Correct choice is (b) \(\frac{π}{2}\)
For explanation: r=a(1+sinθ) : r=a(1-sinθ)
taking logarithm on both the equations
logr = loga + log(1+sinθ) : logr = loga + log(1-sinθ)
differentiating on both side we get
\( \frac{1}{r} \frac{dr}{dθ} = \frac{cosθ}{1+sinθ} : \frac{1}{r} \frac{dr}{dθ} = \frac{-cosθ}{1-sinθ}\)

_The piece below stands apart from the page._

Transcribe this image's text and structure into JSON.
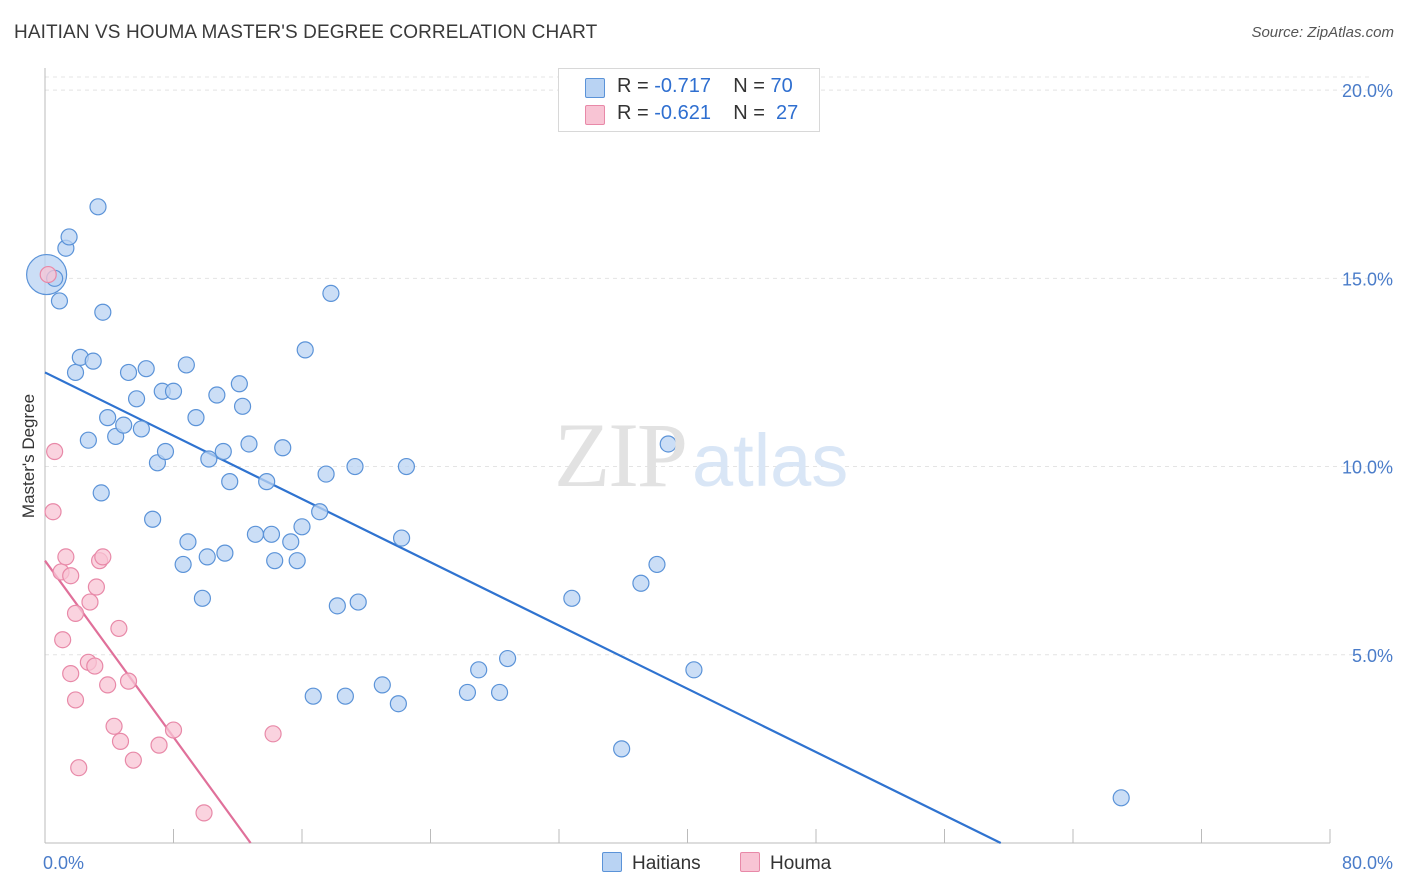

\(cot∅1 = \frac{cosθ}{1+sinθ} : cot∅2 = \frac{-cosθ}{1-sinθ}\)
where ∅1&∅2 are the angle between tangent & the vector respectively
\(tan∅1 = \frac{1+sinθ}{cosθ} : tan∅2 = \frac{1-sinθ}{cosθ}\)
\(tan∅1 . tan∅2 = \frac{1+sinθ}{cosθ} . \frac{1-sinθ}{-cosθ} = \frac{1-sin^2 θ}{-cos^2 θ} = -\frac{cos^2 θ}{cos^2 θ} = -1\)
above is the condition of orthogonality of two polar curves thus
|∅1-∅2|=\(\frac{π}{2}\).